517. Esta implacable soledad

Por Lola Fernández

Que son tiempos muy duros, lo sabemos, y que hay que sacar lo mejor de nuestro interior, también. Creo que lo estamos haciendo bastante bien en general, y que los que están fallando son una minoría, aunque a veces hagan mucho ruido. Ya se sabe que el necio gusta de amplificarse, creyéndose único y genial; pero ello no implica que su voz, o su vocerío, se torne más interesante que su silencio. Ciudadanía y gobernantes, cada quien con su papel, dando la talla, o no. Al final, será el tiempo el que ponga a cada uno en su lugar, como suele ocurrir. Perspectiva, lo repito convencida, hace falta perspectiva para ver las cosas correctamente. Es como esas esculturas colosales, que si las miramos desde la distancia o el ángulo incorrectos nos parecerán desproporcionadas, sin estarlo realmente. Sólo más adelante sabremos quién acertó, y quién erró; y mientras, esperemos que los errores no tengan nefastas consecuencias, porque hay cosas en las que no se puede dar marcha atrás, y estamos con ellas ahora mismo. Decía que considero que en general estamos actuando bastante bien ante esta desmedida adversidad; lo cual no quita que nos falte el consuelo de la recompensa, y que nos sobre desesperanza y soledad. No queremos premios, pero es difícil sentir la satisfacción de saber que vamos por buen camino, cuando la realidad es tan fea y demoledora. Sólo se tiene la certeza, o algo similar a ella, de que no hay que desfallecer ni mirar atrás; por mucho que mirar hacia adelante es siempre, ahora, un paisaje sin horizonte, lo que nos resta bastante de entusiasmo.

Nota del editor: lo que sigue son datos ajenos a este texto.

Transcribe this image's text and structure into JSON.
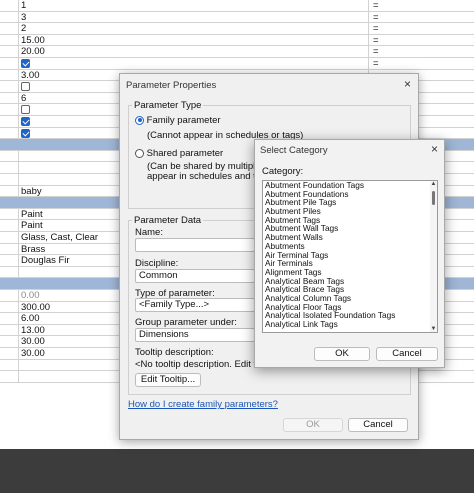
{
  "grid": {
    "rows": [
      {
        "type": "text",
        "value": "1",
        "right": "="
      },
      {
        "type": "text",
        "value": "3",
        "right": "="
      },
      {
        "type": "text",
        "value": "2",
        "right": "="
      },
      {
        "type": "text",
        "value": "15.00",
        "right": "="
      },
      {
        "type": "text",
        "value": "20.00",
        "right": "="
      },
      {
        "type": "check",
        "checked": true,
        "right": "="
      },
      {
        "type": "text",
        "value": "3.00",
        "right": "="
      },
      {
        "type": "check",
        "checked": false,
        "right": "="
      },
      {
        "type": "text",
        "value": "6",
        "right": "="
      },
      {
        "type": "check",
        "checked": false,
        "right": "="
      },
      {
        "type": "check",
        "checked": true,
        "right": "="
      },
      {
        "type": "check",
        "checked": true,
        "right": "="
      },
      {
        "type": "header"
      },
      {
        "type": "text",
        "value": ""
      },
      {
        "type": "text",
        "value": ""
      },
      {
        "type": "text",
        "value": ""
      },
      {
        "type": "text",
        "value": "baby"
      },
      {
        "type": "header"
      },
      {
        "type": "text",
        "value": "Paint"
      },
      {
        "type": "text",
        "value": "Paint"
      },
      {
        "type": "text",
        "value": "Glass, Cast, Clear"
      },
      {
        "type": "text",
        "value": "Brass"
      },
      {
        "type": "text",
        "value": "Douglas Fir"
      },
      {
        "type": "text",
        "value": ""
      },
      {
        "type": "header"
      },
      {
        "type": "grey",
        "value": "0.00"
      },
      {
        "type": "text",
        "value": "300.00"
      },
      {
        "type": "text",
        "value": "6.00"
      },
      {
        "type": "text",
        "value": "13.00"
      },
      {
        "type": "text",
        "value": "30.00"
      },
      {
        "type": "text",
        "value": "30.00"
      },
      {
        "type": "text",
        "value": ""
      },
      {
        "type": "text",
        "value": ""
      }
    ]
  },
  "parameter_properties": {
    "title": "Parameter Properties",
    "close_glyph": "×",
    "parameter_type_label": "Parameter Type",
    "family_param_label": "Family parameter",
    "family_param_note": "(Cannot appear in schedules or tags)",
    "shared_param_label": "Shared parameter",
    "shared_param_note_1": "(Can be shared by multiple proje",
    "shared_param_note_2": "appear in schedules and tags)",
    "parameter_data_label": "Parameter Data",
    "name_label": "Name:",
    "name_value": "",
    "discipline_label": "Discipline:",
    "discipline_value": "Common",
    "type_label": "Type of parameter:",
    "type_value": "<Family Type...>",
    "group_label": "Group parameter under:",
    "group_value": "Dimensions",
    "tooltip_label": "Tooltip description:",
    "tooltip_value": "<No tooltip description. Edit this para",
    "edit_tooltip_button": "Edit Tooltip...",
    "help_link": "How do I create family parameters?",
    "ok_button": "OK",
    "cancel_button": "Cancel"
  },
  "select_category": {
    "title": "Select Category",
    "close_glyph": "×",
    "category_label": "Category:",
    "items": [
      "Abutment Foundation Tags",
      "Abutment Foundations",
      "Abutment Pile Tags",
      "Abutment Piles",
      "Abutment Tags",
      "Abutment Wall Tags",
      "Abutment Walls",
      "Abutments",
      "Air Terminal Tags",
      "Air Terminals",
      "Alignment Tags",
      "Analytical Beam Tags",
      "Analytical Brace Tags",
      "Analytical Column Tags",
      "Analytical Floor Tags",
      "Analytical Isolated Foundation Tags",
      "Analytical Link Tags"
    ],
    "ok_button": "OK",
    "cancel_button": "Cancel"
  },
  "colors": {
    "section_header": "#9fb6d6",
    "accent": "#1f64c8",
    "link": "#1a55b8"
  }
}
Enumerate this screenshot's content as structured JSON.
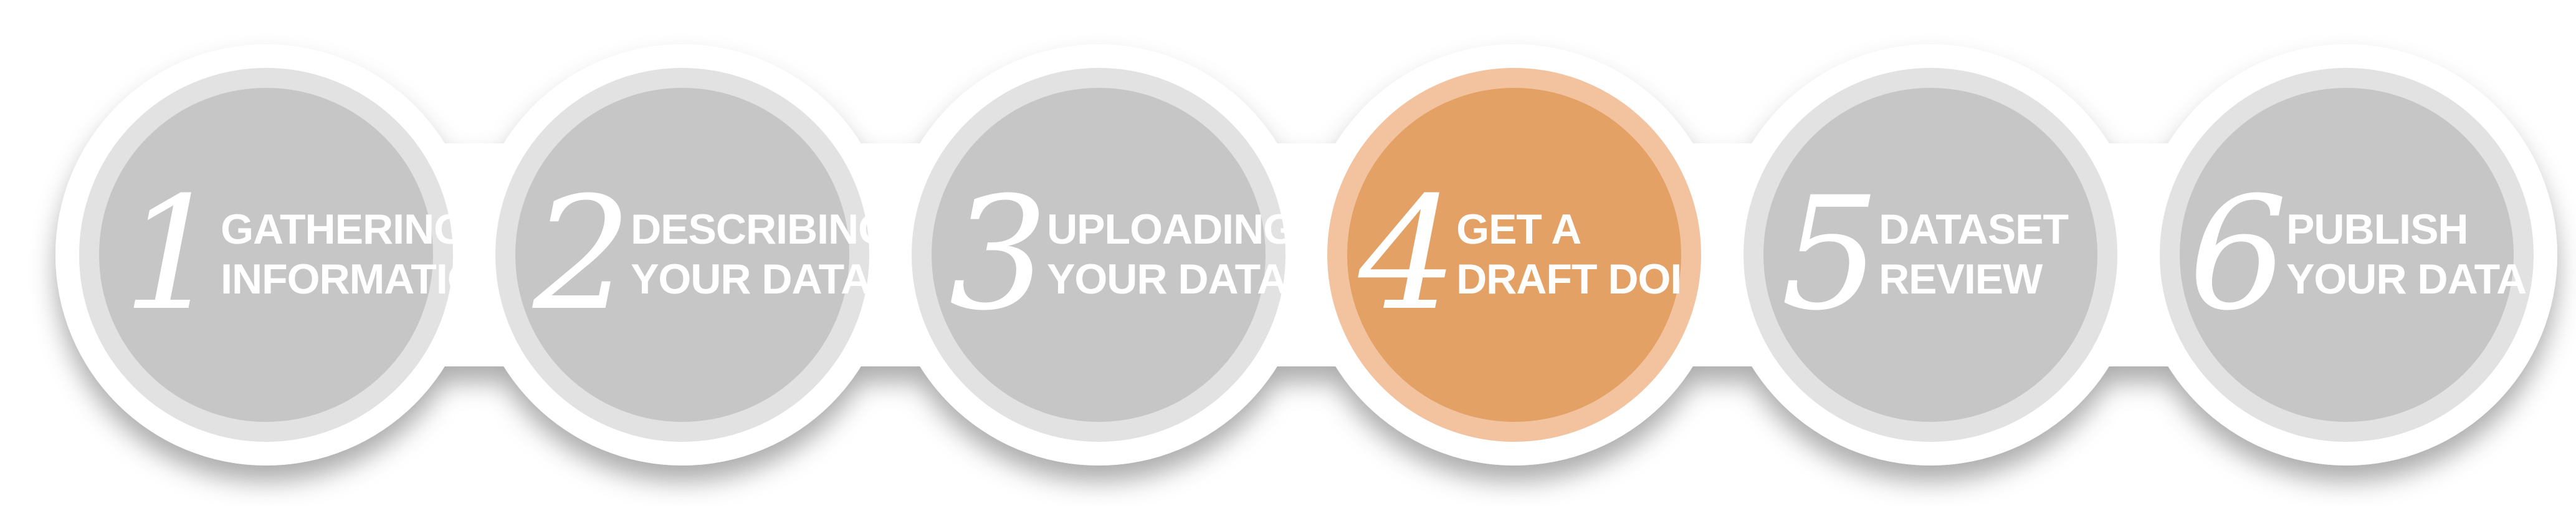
{
  "colors": {
    "background": "#ffffff",
    "frame": "#ffffff",
    "ring": "#e2e2e2",
    "circle": "#c6c6c6",
    "active_ring": "#f2c39e",
    "active_circle": "#e3a166",
    "text": "#ffffff"
  },
  "steps": [
    {
      "number": "1",
      "line1": "GATHERING",
      "line2": "INFORMATION",
      "active": false
    },
    {
      "number": "2",
      "line1": "DESCRIBING",
      "line2": "YOUR DATA",
      "active": false
    },
    {
      "number": "3",
      "line1": "UPLOADING",
      "line2": "YOUR DATA",
      "active": false
    },
    {
      "number": "4",
      "line1": "GET A",
      "line2": "DRAFT DOI",
      "active": true
    },
    {
      "number": "5",
      "line1": "DATASET",
      "line2": "REVIEW",
      "active": false
    },
    {
      "number": "6",
      "line1": "PUBLISH",
      "line2": "YOUR DATA",
      "active": false
    }
  ]
}
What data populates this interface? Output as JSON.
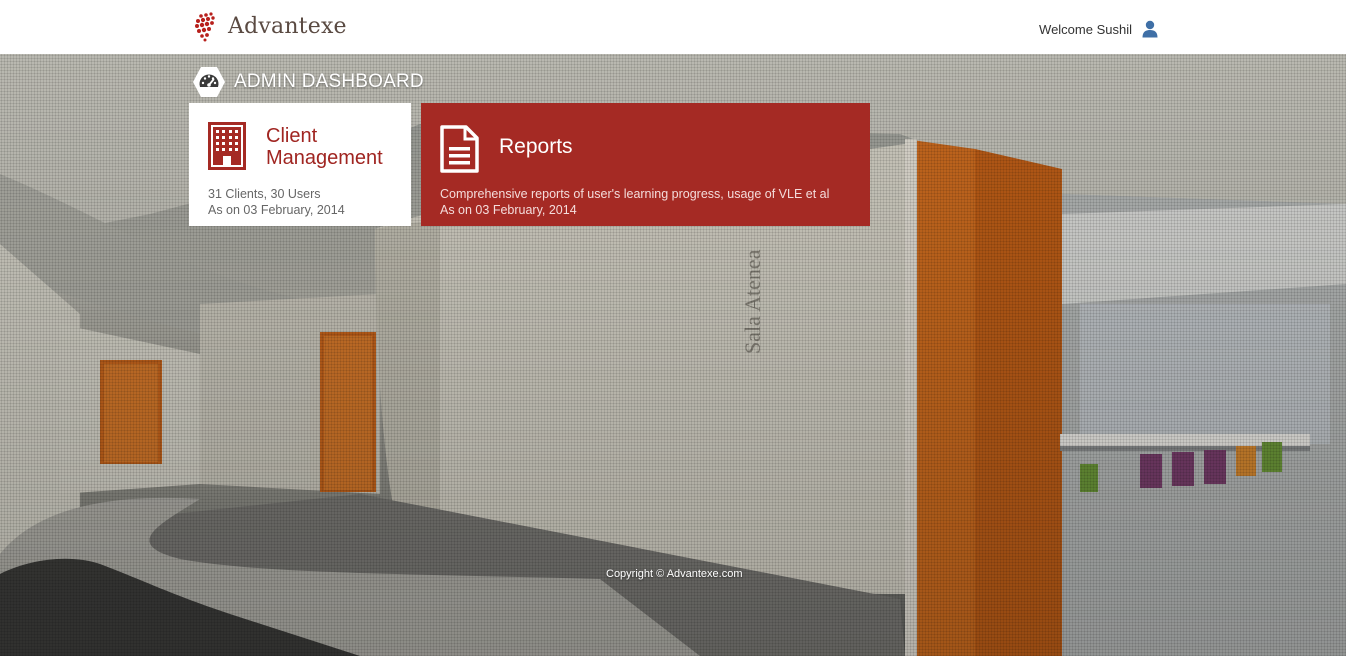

Descubrir, al otear, el lugar hacia el que nos dirigimos, suele procurarnos olvidar el cansancio y un impagable estímulo para seguir; y desde luego, no es el caso, así que hay que reinventarse día a día.

Ante este panorama, cómo no íbamos a pagar un peaje insoportable, y más de uno, de eso no cabe la menor duda. Al miedo, se unen el cansancio, la falta de poder desconectar, la incertidumbre, el desespero, una infinita tristeza cuya causa desconocemos (con lo que es muy difícil de espantar); pero especialmente, ay, la soledad. Creo que no me equivoco al decir que nunca jamás estuvimos y nos sentimos tan solos, ni con tantos deseos de dejar de estarlo. La soledad es muy mala compañera, y no se calla ni cuando no se la escucha; sin apenas darnos cuenta, se instala en nuestras vidas y en nuestros corazones y de pronto sentimos algo parecido a ese frío que de repente notamos cuando sin querer hemos estado expuestos a él sin poner remedio, y que es un frío que te cala los huesos y no se va de ninguna manera. No me extraña nada que se haya inventado algo para darnos abrazos sin temor a contagiarnos: puede parecer surrealista, pero de pesadilla, esas mangas desechables de plástico, para abrazarse con ellas, con una pantalla también de plástico transparente; y, sin embargo, qué gran consuelo puede procurar ese abrazo, aunque sea con tal protección. Es evidente que acariciar con un guante no será igual de placentero que sentir la piel contra la piel; pero ese achuchón que es abrazarse, ese sentir el cuerpo amado entre los brazos, y que te estreche entre los suyos, eso es reconfortante, aunque haya una frontera plástica entre los seres amados. Ya ven el grado de soledad al que hemos llegado, cuando alguien ha ideado algo así. Ciertamente es para llorar, pero también se llora por no poder abrazar y ser abrazado; así que bienvenido el invento, y ojalá pase pronto al olvido. Será señal de que habremos recobrado la normalidad, aunque sea una nueva normalidad, y por fin hayamos podido mandar al destierro esta angustiosa e implacable soledad.